With privacy in daily communications becoming increasingly hard to maintain SPI offers you the freedom to ensure that, if you so wish, your messages can remain private. It only takes a few extra seconds to convert the “plain” text message you have written into secret code. So SPI is extremely useful both for the business world and for very personal communication between friends.To use SPI you must first agree with your correspondent(s) a well-chosen password – one that is easy to remember but near impossible to guess. If you choose three characters then the chance of anyone guessing your password is one in a million. If you choose 6 characters, then the chance is one in a million, million. And if you go all the way to the maximum of 14 characters, then the chance is one in ten thousand trillion trillion. Each password you choose can send over a million completely different coded versions of a single “plain” message. Nevertheless, it is good practice to change your password occasionally.
Your password is not stored on your mobile, nor is any “plain” version of any message sent or received, so, if your mobile is stolen, no one can find your secrets.
Because SPI employs “end to end” encryption, it is not susceptible to “man in the middle” attacks.
SPI only uses the Short Message Service (SMS) communication system, so it will operate fully when only a 2G network connection is present.

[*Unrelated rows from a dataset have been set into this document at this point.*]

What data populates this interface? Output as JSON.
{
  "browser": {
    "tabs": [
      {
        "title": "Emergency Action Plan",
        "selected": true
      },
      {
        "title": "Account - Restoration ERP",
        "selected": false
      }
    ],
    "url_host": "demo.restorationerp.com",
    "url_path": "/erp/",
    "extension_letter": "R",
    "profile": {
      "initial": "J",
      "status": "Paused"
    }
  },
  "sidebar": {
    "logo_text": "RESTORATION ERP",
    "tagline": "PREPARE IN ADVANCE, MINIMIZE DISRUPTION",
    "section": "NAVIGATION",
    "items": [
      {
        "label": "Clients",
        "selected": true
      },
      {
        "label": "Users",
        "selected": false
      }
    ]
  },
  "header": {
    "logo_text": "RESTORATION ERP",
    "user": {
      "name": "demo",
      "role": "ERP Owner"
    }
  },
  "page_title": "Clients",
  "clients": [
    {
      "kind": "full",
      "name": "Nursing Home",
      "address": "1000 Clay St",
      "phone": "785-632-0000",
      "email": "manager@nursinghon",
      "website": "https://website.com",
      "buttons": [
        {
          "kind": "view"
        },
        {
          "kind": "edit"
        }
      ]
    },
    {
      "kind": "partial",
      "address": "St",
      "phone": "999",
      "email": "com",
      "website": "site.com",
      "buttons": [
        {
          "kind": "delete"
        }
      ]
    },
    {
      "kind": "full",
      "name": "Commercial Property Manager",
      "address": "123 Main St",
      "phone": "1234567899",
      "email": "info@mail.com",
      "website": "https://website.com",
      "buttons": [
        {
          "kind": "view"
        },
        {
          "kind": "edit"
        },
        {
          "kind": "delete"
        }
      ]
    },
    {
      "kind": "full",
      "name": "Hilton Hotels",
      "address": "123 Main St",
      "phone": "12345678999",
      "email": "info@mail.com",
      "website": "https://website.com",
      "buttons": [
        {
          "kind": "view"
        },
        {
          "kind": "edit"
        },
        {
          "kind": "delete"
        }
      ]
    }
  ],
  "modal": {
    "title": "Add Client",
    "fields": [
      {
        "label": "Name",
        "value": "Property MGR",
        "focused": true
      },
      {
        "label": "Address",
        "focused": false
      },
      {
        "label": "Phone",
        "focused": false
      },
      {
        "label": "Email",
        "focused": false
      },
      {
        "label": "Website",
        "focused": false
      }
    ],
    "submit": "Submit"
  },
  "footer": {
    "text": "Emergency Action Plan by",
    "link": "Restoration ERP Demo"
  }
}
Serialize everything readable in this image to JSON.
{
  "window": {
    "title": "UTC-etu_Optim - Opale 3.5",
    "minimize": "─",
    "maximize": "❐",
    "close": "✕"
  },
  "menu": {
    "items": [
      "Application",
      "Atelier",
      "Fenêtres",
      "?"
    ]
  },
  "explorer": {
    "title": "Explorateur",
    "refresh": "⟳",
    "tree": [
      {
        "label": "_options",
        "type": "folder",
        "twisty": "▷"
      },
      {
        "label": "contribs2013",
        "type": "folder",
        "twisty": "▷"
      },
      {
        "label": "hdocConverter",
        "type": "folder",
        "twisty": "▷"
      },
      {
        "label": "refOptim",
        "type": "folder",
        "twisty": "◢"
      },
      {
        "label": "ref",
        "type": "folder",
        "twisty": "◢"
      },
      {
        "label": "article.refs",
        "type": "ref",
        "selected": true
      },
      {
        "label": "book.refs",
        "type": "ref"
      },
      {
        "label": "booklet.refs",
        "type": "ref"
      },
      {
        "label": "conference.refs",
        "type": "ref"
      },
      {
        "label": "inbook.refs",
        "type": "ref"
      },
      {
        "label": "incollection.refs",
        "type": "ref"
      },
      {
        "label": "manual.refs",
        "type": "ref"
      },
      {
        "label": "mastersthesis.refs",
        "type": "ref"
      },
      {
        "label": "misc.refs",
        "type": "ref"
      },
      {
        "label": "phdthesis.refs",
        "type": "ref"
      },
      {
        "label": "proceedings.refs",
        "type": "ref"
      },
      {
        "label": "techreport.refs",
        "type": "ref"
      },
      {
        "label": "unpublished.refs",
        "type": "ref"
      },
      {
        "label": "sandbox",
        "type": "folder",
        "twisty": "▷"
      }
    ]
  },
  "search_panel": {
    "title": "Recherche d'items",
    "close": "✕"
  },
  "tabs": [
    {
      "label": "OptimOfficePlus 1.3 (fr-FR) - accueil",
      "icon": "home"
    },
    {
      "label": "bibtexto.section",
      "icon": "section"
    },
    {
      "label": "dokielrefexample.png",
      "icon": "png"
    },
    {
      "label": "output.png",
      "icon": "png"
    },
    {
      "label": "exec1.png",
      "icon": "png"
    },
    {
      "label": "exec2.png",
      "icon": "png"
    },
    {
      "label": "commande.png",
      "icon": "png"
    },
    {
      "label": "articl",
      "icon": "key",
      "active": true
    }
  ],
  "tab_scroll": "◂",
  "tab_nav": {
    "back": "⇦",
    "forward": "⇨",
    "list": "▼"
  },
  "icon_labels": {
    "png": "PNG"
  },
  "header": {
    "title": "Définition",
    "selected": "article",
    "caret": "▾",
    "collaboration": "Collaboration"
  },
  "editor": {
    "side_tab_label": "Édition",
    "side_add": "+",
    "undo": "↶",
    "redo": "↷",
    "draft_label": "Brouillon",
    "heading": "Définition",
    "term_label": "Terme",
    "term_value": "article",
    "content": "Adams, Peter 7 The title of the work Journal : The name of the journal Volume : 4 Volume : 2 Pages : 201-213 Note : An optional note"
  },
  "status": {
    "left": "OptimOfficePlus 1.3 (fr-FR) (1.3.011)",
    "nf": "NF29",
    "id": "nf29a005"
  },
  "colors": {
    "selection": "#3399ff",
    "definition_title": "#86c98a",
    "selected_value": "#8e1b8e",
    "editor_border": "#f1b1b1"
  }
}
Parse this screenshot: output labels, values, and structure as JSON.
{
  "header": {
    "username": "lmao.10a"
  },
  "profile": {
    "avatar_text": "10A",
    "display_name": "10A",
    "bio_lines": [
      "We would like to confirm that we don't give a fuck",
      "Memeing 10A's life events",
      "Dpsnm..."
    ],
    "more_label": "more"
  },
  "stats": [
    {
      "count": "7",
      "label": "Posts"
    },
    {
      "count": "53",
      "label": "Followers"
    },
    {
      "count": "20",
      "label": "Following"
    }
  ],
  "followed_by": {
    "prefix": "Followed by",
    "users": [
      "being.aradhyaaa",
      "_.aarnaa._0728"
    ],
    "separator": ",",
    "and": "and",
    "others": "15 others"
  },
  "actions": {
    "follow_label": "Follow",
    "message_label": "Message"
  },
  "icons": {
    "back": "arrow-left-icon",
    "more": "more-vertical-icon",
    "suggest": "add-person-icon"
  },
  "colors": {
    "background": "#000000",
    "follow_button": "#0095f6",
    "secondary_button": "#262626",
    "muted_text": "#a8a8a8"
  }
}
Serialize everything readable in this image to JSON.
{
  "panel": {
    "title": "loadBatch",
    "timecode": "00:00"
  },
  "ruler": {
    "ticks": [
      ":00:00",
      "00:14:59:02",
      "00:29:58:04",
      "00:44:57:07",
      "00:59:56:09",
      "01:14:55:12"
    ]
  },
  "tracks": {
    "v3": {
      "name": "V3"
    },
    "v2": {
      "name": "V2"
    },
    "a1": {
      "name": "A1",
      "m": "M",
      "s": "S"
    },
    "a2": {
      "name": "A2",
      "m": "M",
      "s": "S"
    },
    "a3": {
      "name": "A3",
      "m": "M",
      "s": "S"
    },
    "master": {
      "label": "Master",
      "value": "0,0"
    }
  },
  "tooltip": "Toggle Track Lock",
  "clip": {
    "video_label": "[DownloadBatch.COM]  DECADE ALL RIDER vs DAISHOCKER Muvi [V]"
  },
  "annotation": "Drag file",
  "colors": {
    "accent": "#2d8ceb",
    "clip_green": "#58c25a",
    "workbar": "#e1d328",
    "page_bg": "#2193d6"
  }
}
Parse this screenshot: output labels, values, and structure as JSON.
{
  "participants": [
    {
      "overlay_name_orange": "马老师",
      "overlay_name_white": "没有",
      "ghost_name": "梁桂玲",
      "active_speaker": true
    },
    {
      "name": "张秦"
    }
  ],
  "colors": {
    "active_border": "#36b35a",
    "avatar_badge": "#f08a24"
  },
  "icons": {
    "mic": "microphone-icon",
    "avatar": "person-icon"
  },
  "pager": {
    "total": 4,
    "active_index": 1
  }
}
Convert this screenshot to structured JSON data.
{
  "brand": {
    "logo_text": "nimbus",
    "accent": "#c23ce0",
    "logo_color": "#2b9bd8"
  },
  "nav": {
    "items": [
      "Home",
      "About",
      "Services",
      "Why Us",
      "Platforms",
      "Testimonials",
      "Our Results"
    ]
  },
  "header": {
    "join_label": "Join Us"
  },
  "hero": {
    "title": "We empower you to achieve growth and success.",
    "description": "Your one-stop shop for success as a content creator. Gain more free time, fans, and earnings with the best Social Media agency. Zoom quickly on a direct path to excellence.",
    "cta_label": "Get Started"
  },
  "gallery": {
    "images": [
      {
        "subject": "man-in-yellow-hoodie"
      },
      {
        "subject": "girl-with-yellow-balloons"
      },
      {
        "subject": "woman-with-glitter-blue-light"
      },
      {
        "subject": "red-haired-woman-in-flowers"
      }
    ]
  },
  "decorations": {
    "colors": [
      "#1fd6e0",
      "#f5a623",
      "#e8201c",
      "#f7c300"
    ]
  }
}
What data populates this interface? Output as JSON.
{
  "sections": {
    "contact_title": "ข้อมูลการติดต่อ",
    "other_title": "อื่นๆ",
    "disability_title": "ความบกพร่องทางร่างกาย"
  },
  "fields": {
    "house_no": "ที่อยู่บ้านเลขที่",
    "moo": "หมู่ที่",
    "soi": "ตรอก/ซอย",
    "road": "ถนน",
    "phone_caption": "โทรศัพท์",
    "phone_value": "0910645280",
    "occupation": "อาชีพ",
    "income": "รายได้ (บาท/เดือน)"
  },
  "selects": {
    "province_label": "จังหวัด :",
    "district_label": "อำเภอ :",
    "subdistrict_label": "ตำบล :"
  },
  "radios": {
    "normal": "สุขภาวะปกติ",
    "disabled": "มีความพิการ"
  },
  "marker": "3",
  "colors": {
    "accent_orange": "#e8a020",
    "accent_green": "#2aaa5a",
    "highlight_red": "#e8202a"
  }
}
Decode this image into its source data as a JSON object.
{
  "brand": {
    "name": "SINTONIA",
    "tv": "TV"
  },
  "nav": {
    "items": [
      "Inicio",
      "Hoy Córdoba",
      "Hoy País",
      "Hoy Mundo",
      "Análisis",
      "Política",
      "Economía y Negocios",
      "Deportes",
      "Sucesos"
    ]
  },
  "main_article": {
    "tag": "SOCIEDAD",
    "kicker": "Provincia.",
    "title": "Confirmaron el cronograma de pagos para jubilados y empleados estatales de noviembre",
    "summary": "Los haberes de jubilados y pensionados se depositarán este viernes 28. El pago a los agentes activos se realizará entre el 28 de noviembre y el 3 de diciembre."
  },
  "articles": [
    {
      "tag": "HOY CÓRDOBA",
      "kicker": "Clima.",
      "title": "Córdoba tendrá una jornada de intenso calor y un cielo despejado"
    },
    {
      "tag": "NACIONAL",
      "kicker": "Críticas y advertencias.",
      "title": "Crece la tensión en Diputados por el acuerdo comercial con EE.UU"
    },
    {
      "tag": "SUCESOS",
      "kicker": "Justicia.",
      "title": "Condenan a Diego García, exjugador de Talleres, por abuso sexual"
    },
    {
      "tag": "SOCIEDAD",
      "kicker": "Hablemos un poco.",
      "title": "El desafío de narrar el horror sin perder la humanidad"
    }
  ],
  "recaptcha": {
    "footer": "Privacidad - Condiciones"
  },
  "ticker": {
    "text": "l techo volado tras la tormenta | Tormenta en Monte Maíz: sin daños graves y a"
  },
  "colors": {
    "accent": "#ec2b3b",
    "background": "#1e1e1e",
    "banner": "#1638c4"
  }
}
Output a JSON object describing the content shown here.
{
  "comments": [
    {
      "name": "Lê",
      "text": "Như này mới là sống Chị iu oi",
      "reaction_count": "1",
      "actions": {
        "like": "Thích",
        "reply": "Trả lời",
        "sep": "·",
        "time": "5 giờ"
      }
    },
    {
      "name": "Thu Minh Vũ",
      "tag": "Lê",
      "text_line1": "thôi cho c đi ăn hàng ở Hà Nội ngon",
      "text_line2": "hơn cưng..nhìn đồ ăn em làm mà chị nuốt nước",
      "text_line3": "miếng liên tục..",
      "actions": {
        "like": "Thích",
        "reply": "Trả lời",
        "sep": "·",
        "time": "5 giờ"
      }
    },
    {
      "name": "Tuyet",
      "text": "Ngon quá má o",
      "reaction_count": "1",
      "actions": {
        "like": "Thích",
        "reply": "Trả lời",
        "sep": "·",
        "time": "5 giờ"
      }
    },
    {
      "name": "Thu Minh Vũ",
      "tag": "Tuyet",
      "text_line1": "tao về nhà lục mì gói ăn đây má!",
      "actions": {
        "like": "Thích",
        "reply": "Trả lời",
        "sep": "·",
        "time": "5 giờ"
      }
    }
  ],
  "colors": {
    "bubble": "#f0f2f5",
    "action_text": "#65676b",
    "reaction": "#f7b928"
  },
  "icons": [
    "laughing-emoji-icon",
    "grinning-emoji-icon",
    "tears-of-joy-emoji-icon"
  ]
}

When the agreed password is entered, you then see the encrypted message on the screen before it is sent, giving you confidence that you are not inadvertently sending a sensitive message in “plain”. If you do attempt to send a “plain” message you will be prompted to encrypt it before it is sent. When you open an encrypted message, you will be asked to enter your agreed password. The “plain” readable message is then displayed on the screen but the stored message always remains encrypted.